The future direction of Virginia will be on the line when voters in Richmond and across the state go to the polls next Tuesday, Nov. 5, to elect a new legislature.
Along with local races, including one for the 5th District City Council seat in Richmond, ordinary citizens will vote to fill 140 General Assembly seats — 100 seats in the House of Delegates and 40 in the state Senate. The outcome will decide which political party, Democrats or Republicans, will hold the majority in each chamber and control policy making and state spending.
Richmond voters will play a role. The city is now cut into eight House districts, with significant contests in four. The city also is split into three Senate districts, with a major contest in the 10th District that covers The Fan and other western portions on both sides of the river.
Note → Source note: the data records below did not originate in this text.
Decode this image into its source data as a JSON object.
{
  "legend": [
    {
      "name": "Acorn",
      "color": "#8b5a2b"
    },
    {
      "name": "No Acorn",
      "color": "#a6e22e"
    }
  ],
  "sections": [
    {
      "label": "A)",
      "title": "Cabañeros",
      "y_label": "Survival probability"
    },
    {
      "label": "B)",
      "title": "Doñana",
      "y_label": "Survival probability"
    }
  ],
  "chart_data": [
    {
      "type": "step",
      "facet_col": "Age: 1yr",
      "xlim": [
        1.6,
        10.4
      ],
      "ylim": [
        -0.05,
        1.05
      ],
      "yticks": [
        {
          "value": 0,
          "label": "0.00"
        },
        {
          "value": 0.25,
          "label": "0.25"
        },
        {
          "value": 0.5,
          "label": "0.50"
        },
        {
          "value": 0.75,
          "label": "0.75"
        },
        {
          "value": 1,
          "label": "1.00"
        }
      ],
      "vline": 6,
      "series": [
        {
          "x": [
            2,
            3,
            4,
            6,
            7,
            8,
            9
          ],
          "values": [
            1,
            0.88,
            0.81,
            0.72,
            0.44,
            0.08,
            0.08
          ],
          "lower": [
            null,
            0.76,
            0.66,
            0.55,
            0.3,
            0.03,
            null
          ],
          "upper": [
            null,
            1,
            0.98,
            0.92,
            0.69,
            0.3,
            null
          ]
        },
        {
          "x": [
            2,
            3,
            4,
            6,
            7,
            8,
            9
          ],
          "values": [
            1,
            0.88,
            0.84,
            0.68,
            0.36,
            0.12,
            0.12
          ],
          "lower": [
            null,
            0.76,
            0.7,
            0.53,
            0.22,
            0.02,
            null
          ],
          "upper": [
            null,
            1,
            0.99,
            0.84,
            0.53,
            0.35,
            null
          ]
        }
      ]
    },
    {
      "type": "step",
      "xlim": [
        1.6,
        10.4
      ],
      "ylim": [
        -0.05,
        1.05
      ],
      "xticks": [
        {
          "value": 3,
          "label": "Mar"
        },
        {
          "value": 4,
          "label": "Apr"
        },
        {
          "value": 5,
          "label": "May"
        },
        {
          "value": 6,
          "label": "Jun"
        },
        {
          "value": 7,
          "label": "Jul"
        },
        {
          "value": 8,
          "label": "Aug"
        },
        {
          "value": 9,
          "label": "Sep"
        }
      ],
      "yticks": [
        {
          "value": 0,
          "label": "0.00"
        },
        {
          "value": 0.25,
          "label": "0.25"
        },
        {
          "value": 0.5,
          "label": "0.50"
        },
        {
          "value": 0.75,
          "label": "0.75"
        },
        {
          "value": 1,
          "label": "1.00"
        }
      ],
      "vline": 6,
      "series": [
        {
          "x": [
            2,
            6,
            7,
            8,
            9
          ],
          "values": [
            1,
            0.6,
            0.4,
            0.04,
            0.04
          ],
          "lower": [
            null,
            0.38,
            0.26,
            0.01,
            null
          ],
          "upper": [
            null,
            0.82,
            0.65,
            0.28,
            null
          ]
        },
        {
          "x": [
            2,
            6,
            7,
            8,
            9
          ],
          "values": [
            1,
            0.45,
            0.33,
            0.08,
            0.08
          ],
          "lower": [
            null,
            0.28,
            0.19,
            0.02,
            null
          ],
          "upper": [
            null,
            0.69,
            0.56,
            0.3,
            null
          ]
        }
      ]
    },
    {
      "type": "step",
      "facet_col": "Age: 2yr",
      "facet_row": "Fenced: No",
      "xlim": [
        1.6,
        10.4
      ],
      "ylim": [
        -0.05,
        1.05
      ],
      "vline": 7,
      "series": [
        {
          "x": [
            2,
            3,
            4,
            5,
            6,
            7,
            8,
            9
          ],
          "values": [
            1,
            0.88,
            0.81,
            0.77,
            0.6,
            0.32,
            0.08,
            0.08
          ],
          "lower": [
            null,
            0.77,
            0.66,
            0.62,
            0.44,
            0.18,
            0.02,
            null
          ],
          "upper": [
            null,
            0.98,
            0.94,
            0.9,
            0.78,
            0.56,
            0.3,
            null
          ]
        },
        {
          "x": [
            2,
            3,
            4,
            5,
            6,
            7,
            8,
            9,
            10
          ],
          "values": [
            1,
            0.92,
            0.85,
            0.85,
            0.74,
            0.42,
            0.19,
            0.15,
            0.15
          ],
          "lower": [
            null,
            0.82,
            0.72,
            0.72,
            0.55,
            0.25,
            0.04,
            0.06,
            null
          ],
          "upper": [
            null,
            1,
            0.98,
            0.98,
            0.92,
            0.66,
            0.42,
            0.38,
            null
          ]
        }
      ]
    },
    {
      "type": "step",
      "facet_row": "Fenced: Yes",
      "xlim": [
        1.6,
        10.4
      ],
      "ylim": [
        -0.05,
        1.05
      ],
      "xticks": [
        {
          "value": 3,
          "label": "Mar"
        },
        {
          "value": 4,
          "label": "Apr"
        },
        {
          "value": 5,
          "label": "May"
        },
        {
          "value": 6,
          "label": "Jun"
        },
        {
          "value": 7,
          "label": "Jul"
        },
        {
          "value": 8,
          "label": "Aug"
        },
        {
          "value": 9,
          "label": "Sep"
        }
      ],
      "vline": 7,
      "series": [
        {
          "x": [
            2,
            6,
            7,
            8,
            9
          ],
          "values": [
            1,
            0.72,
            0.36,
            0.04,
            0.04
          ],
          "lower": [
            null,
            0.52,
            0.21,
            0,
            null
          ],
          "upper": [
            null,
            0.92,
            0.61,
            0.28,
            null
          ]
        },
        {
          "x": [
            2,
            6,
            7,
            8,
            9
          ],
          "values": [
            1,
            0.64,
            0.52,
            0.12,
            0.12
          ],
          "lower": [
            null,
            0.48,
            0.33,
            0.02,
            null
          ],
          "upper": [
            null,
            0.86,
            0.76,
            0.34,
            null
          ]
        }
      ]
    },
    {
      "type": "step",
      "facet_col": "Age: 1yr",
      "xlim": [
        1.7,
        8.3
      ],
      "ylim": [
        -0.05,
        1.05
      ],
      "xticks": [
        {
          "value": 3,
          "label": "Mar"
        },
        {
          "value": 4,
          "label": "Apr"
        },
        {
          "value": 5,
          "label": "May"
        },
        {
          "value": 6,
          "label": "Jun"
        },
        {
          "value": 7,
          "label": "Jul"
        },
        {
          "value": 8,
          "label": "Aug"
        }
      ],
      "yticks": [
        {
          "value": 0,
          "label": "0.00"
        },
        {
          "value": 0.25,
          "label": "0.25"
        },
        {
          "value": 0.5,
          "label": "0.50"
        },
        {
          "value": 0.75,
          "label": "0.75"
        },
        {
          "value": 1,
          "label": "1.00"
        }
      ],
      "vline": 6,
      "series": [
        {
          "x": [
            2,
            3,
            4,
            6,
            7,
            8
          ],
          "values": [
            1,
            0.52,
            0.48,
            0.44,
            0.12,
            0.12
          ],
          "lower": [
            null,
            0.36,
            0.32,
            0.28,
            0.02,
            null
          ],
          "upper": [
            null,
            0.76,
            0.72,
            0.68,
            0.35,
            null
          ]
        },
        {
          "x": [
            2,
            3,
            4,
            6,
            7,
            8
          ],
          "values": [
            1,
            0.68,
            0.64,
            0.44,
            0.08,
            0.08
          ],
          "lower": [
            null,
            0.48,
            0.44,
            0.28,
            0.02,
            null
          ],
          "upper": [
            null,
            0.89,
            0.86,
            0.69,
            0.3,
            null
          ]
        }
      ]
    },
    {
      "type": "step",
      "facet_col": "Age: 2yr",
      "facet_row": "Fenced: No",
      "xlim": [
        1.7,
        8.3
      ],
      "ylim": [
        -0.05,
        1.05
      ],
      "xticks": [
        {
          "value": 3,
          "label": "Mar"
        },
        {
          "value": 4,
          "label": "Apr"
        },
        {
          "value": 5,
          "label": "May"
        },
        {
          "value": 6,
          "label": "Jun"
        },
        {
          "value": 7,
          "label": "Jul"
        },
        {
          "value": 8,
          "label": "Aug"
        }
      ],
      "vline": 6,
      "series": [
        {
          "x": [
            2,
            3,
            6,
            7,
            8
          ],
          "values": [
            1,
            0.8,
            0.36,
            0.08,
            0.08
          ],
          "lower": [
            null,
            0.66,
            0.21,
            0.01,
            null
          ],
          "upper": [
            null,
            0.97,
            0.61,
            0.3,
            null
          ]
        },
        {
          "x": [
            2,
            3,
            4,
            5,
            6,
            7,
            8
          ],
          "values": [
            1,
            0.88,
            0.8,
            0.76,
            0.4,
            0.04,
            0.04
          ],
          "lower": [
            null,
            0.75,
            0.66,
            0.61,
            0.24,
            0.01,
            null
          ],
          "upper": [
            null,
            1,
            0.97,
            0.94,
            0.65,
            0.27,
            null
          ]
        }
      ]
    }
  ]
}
The selection of the winners — and majority control — is expected to directly affect people’s lives in areas where the two parties generally are diametrically opposed. That includes whether Virginia’s $7.25 minimum wage should be increased, whether gun control laws are approved and whether a constitutional amendment providing equal rights for women is passed. Also at stake are control of the state budget, election of judges and policies regarding health care and spending on public education.
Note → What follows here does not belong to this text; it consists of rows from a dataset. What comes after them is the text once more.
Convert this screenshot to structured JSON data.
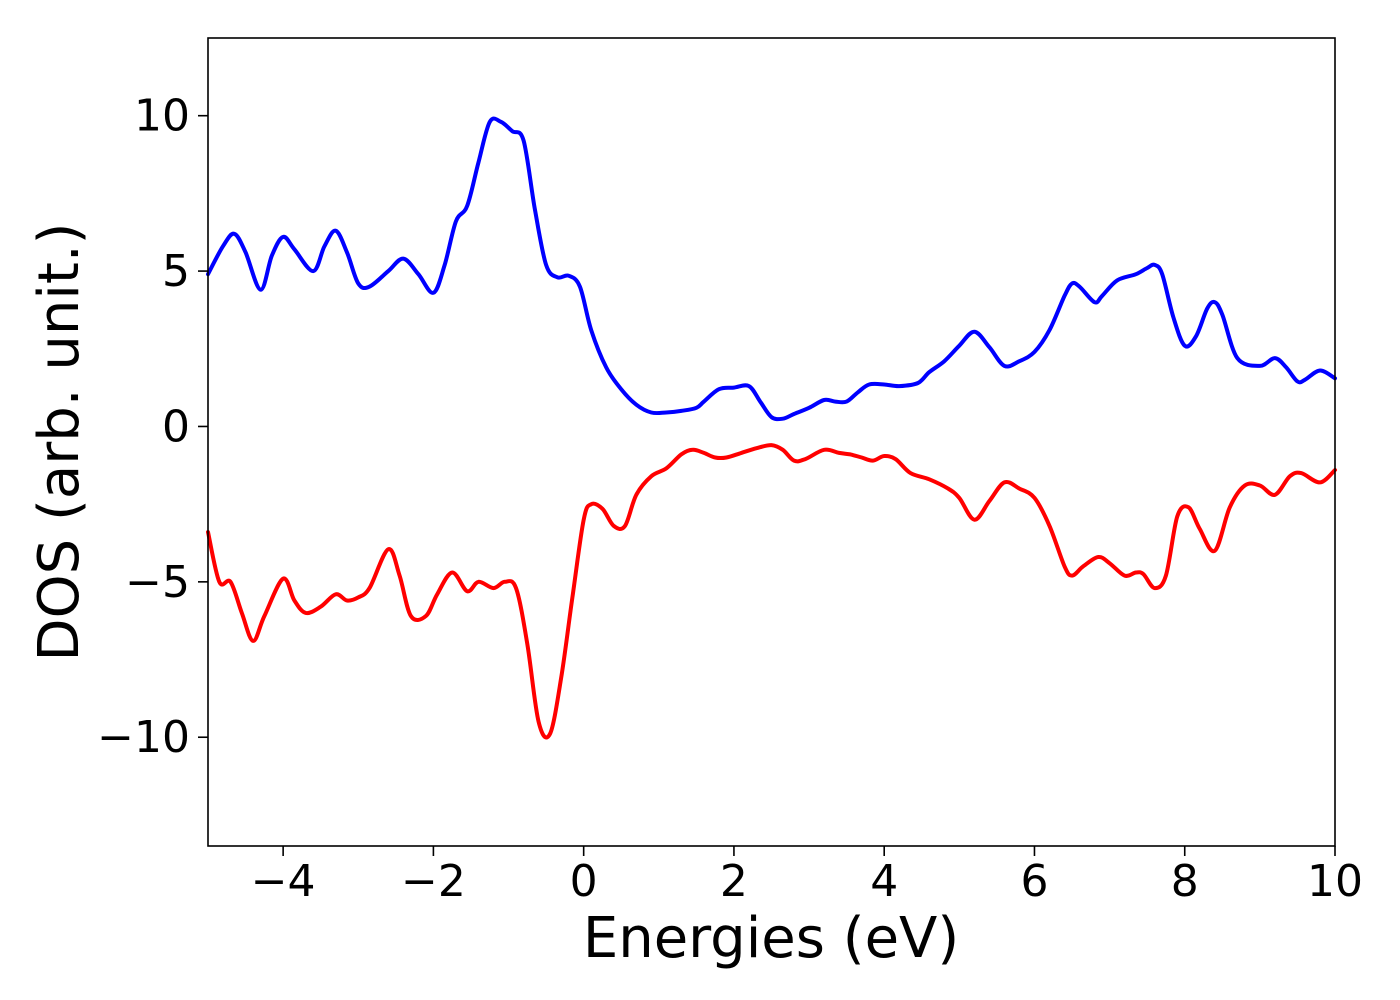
{
  "chart_data": {
    "type": "line",
    "title": "",
    "xlabel": "Energies (eV)",
    "ylabel": "DOS (arb. unit.)",
    "xlim": [
      -5,
      10
    ],
    "ylim": [
      -13.5,
      12.5
    ],
    "grid": false,
    "legend": "none",
    "x_ticks": [
      -4,
      -2,
      0,
      2,
      4,
      6,
      8,
      10
    ],
    "x_tick_labels": [
      "−4",
      "−2",
      "0",
      "2",
      "4",
      "6",
      "8",
      "10"
    ],
    "y_ticks": [
      -10,
      -5,
      0,
      5,
      10
    ],
    "y_tick_labels": [
      "−10",
      "−5",
      "0",
      "5",
      "10"
    ],
    "series": [
      {
        "color": "#0000ff",
        "x": [
          -5.0,
          -4.8,
          -4.65,
          -4.5,
          -4.3,
          -4.15,
          -4.0,
          -3.85,
          -3.6,
          -3.45,
          -3.3,
          -3.15,
          -3.0,
          -2.85,
          -2.6,
          -2.4,
          -2.2,
          -2.0,
          -1.85,
          -1.7,
          -1.55,
          -1.4,
          -1.25,
          -1.1,
          -0.95,
          -0.8,
          -0.65,
          -0.5,
          -0.35,
          -0.2,
          -0.05,
          0.1,
          0.3,
          0.5,
          0.7,
          0.9,
          1.1,
          1.3,
          1.5,
          1.6,
          1.8,
          2.0,
          2.2,
          2.35,
          2.5,
          2.65,
          2.8,
          3.0,
          3.2,
          3.35,
          3.5,
          3.65,
          3.8,
          4.0,
          4.2,
          4.45,
          4.6,
          4.8,
          5.0,
          5.2,
          5.4,
          5.6,
          5.8,
          6.0,
          6.2,
          6.4,
          6.5,
          6.6,
          6.8,
          6.9,
          7.1,
          7.35,
          7.5,
          7.6,
          7.7,
          7.85,
          8.0,
          8.15,
          8.3,
          8.4,
          8.5,
          8.7,
          9.0,
          9.2,
          9.35,
          9.5,
          9.6,
          9.8,
          10.0
        ],
        "y": [
          4.9,
          5.8,
          6.2,
          5.6,
          4.4,
          5.5,
          6.1,
          5.7,
          5.0,
          5.8,
          6.3,
          5.6,
          4.6,
          4.5,
          5.0,
          5.4,
          4.9,
          4.3,
          5.2,
          6.6,
          7.1,
          8.5,
          9.8,
          9.8,
          9.5,
          9.2,
          7.0,
          5.2,
          4.8,
          4.85,
          4.5,
          3.1,
          1.9,
          1.2,
          0.7,
          0.45,
          0.45,
          0.5,
          0.6,
          0.8,
          1.2,
          1.25,
          1.3,
          0.8,
          0.3,
          0.25,
          0.4,
          0.6,
          0.85,
          0.8,
          0.8,
          1.1,
          1.35,
          1.35,
          1.3,
          1.4,
          1.75,
          2.1,
          2.6,
          3.05,
          2.55,
          1.95,
          2.1,
          2.4,
          3.1,
          4.2,
          4.6,
          4.5,
          4.0,
          4.2,
          4.7,
          4.9,
          5.1,
          5.2,
          4.9,
          3.5,
          2.6,
          2.9,
          3.8,
          4.0,
          3.6,
          2.2,
          1.95,
          2.2,
          1.9,
          1.45,
          1.5,
          1.8,
          1.55
        ]
      },
      {
        "color": "#ff0000",
        "x": [
          -5.0,
          -4.85,
          -4.7,
          -4.55,
          -4.4,
          -4.25,
          -4.0,
          -3.85,
          -3.7,
          -3.5,
          -3.3,
          -3.15,
          -3.0,
          -2.85,
          -2.6,
          -2.45,
          -2.3,
          -2.1,
          -1.95,
          -1.75,
          -1.55,
          -1.4,
          -1.2,
          -1.05,
          -0.9,
          -0.75,
          -0.6,
          -0.45,
          -0.3,
          -0.15,
          0.0,
          0.1,
          0.25,
          0.4,
          0.55,
          0.7,
          0.9,
          1.1,
          1.3,
          1.45,
          1.6,
          1.75,
          1.9,
          2.1,
          2.3,
          2.5,
          2.65,
          2.8,
          2.95,
          3.2,
          3.4,
          3.55,
          3.7,
          3.85,
          4.0,
          4.15,
          4.35,
          4.6,
          4.85,
          5.0,
          5.2,
          5.4,
          5.6,
          5.8,
          6.0,
          6.2,
          6.4,
          6.5,
          6.65,
          6.85,
          7.0,
          7.2,
          7.35,
          7.45,
          7.6,
          7.75,
          7.9,
          8.05,
          8.2,
          8.4,
          8.6,
          8.8,
          9.0,
          9.2,
          9.4,
          9.55,
          9.8,
          10.0
        ],
        "y": [
          -3.4,
          -5.0,
          -5.0,
          -6.0,
          -6.9,
          -6.1,
          -4.9,
          -5.6,
          -6.0,
          -5.8,
          -5.4,
          -5.6,
          -5.5,
          -5.2,
          -3.95,
          -4.8,
          -6.1,
          -6.1,
          -5.4,
          -4.7,
          -5.3,
          -5.0,
          -5.2,
          -5.0,
          -5.2,
          -7.0,
          -9.5,
          -9.9,
          -8.1,
          -5.5,
          -3.0,
          -2.5,
          -2.65,
          -3.2,
          -3.2,
          -2.2,
          -1.6,
          -1.35,
          -0.9,
          -0.75,
          -0.85,
          -1.0,
          -1.0,
          -0.85,
          -0.7,
          -0.6,
          -0.75,
          -1.1,
          -1.05,
          -0.75,
          -0.85,
          -0.9,
          -1.0,
          -1.1,
          -0.95,
          -1.05,
          -1.5,
          -1.7,
          -2.0,
          -2.3,
          -3.0,
          -2.4,
          -1.8,
          -2.0,
          -2.3,
          -3.2,
          -4.5,
          -4.8,
          -4.5,
          -4.2,
          -4.4,
          -4.8,
          -4.7,
          -4.75,
          -5.2,
          -4.8,
          -2.9,
          -2.6,
          -3.3,
          -4.0,
          -2.6,
          -1.9,
          -1.9,
          -2.2,
          -1.6,
          -1.5,
          -1.8,
          -1.4
        ]
      }
    ]
  }
}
As has been the case since at least 2011, Republicans control both the House and Senate, although with only slender majorities after a 2017 surge in Democratic House wins. At this moment, the GOP holds a 51-48 edge over Democrats in the House, with one vacancy, and a 20-19 edge in the Senate, with one vacancy.
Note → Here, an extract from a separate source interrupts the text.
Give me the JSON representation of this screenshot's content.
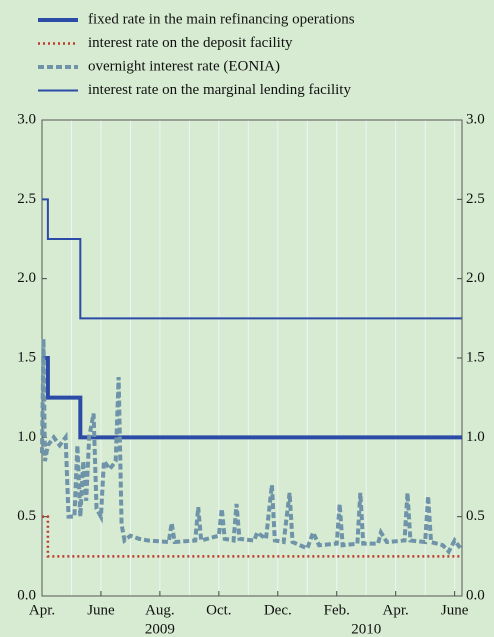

Heading into the election, public records suggest Democrats are ahead in fundraising for candidates and in popular opinion, with recent polls suggesting more people are enthusiastic about the Democratic Party’s candidates. But only the balloting will determine if such polls are accurate.
Should Democrats win enough seats to capture both houses, it would build on the momentum from 2017 when the party’s candidates captured all three top statewide offices of governor, lieutenant governor and attorney general.
It could also usher in what some are calling a “new Virginia.”
For workers, GOP majorities have meant a blockade against any state increase in the $7.25 minimum wage that has been in place since 2009, despite Democratic efforts and overwhelming public support for a hike to as high as $15 an hour, according to published polls.
The Republican majority in the House also has stood in the way of Virginia becoming the 38th and final state to ratify the Equal Rights Amendment to constitutionally ensure women are on equal legal footing with men.
And in an era when mass shootings have become almost a weekly occurrence, the Virginia legislature in GOP hands has become the place where gun control bills go to die, a key reason the National Rifle Association is spending lavishly to support Republican candidates in the commonwealth.
A Democratic majority would have the votes to pass many of the gun laws polls show the majority of the public supports. Those include universal background checks for all gun buyers, red flag authority to confiscate weapons from the mentally disturbed, bans on high-capacity am- munition magazines, restoration of local authority to ban guns from libraries, parks and other public places and to limit handgun sales to one gun a month.